Andy Deane : My family had the first big impact on me. Everyone on my Mom’s side is inclined toward music, so it was natural for me to start singing at a young age. Charlottesville embraced Bella Morte when we started playing shows in town. Our first gigs were in the basement of a Sushi restaurant called Tokyo Rose, and some of my best memories of the band still dwell in that tiny cellar of a club. We eventually started a weekly goth night there which attracted all walks of life. And that’s one of the best things about C’ville, the fact that different scenes support one another more so than in most other places we’ve toured. That openness is one reason that Bella Morte has incorporated so many different styles over the years.
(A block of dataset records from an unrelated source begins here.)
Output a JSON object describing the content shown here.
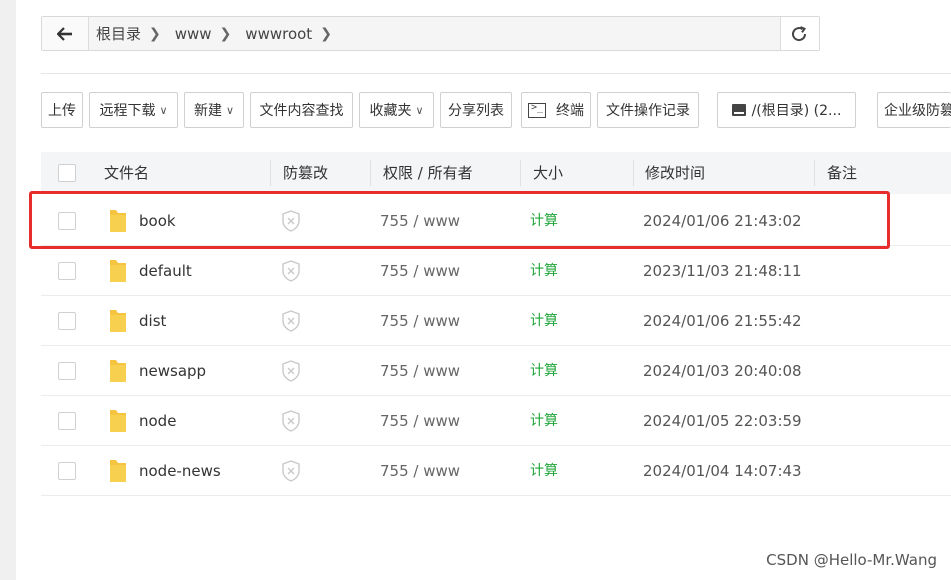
{
  "breadcrumb": {
    "items": [
      "根目录",
      "www",
      "wwwroot"
    ]
  },
  "toolbar": {
    "upload": "上传",
    "remote_download": "远程下载",
    "new": "新建",
    "content_search": "文件内容查找",
    "favorites": "收藏夹",
    "share_list": "分享列表",
    "terminal": "终端",
    "op_log": "文件操作记录",
    "disk": "/(根目录) (2...",
    "enterprise": "企业级防篡"
  },
  "table": {
    "columns": [
      "文件名",
      "防篡改",
      "权限 / 所有者",
      "大小",
      "修改时间",
      "备注"
    ],
    "rows": [
      {
        "name": "book",
        "perm": "755 / www",
        "size": "计算",
        "mtime": "2024/01/06 21:43:02"
      },
      {
        "name": "default",
        "perm": "755 / www",
        "size": "计算",
        "mtime": "2023/11/03 21:48:11"
      },
      {
        "name": "dist",
        "perm": "755 / www",
        "size": "计算",
        "mtime": "2024/01/06 21:55:42"
      },
      {
        "name": "newsapp",
        "perm": "755 / www",
        "size": "计算",
        "mtime": "2024/01/03 20:40:08"
      },
      {
        "name": "node",
        "perm": "755 / www",
        "size": "计算",
        "mtime": "2024/01/05 22:03:59"
      },
      {
        "name": "node-news",
        "perm": "755 / www",
        "size": "计算",
        "mtime": "2024/01/04 14:07:43"
      }
    ]
  },
  "colors": {
    "accent_green": "#20a53a",
    "highlight_red": "#e82c2c",
    "folder_yellow": "#f5c542"
  },
  "watermark": "CSDN @Hello-Mr.Wang"
}
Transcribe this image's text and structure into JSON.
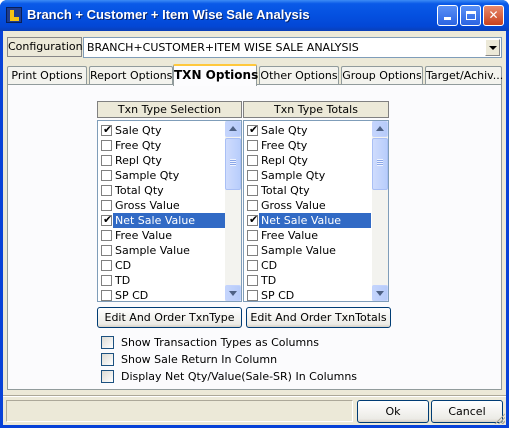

Many long time fans of your band Bella Morte may not by now be aware of your work as a writer. What influences have led you to who you are as a writer today
AD : Odd as it may sound, movies are a bigger influence on how I write than fellow authors. I see the story I’m creating as scenes in a film as I’m writing. It keeps me from dwelling too much on insignificant details. Don’t get me wrong, I read all the time, and I’m sure you can see hints of Richard Matheson, Joe Lansdale, Clive Barker, Robert Howard, and a million others in my style, but I want my writing to be my own.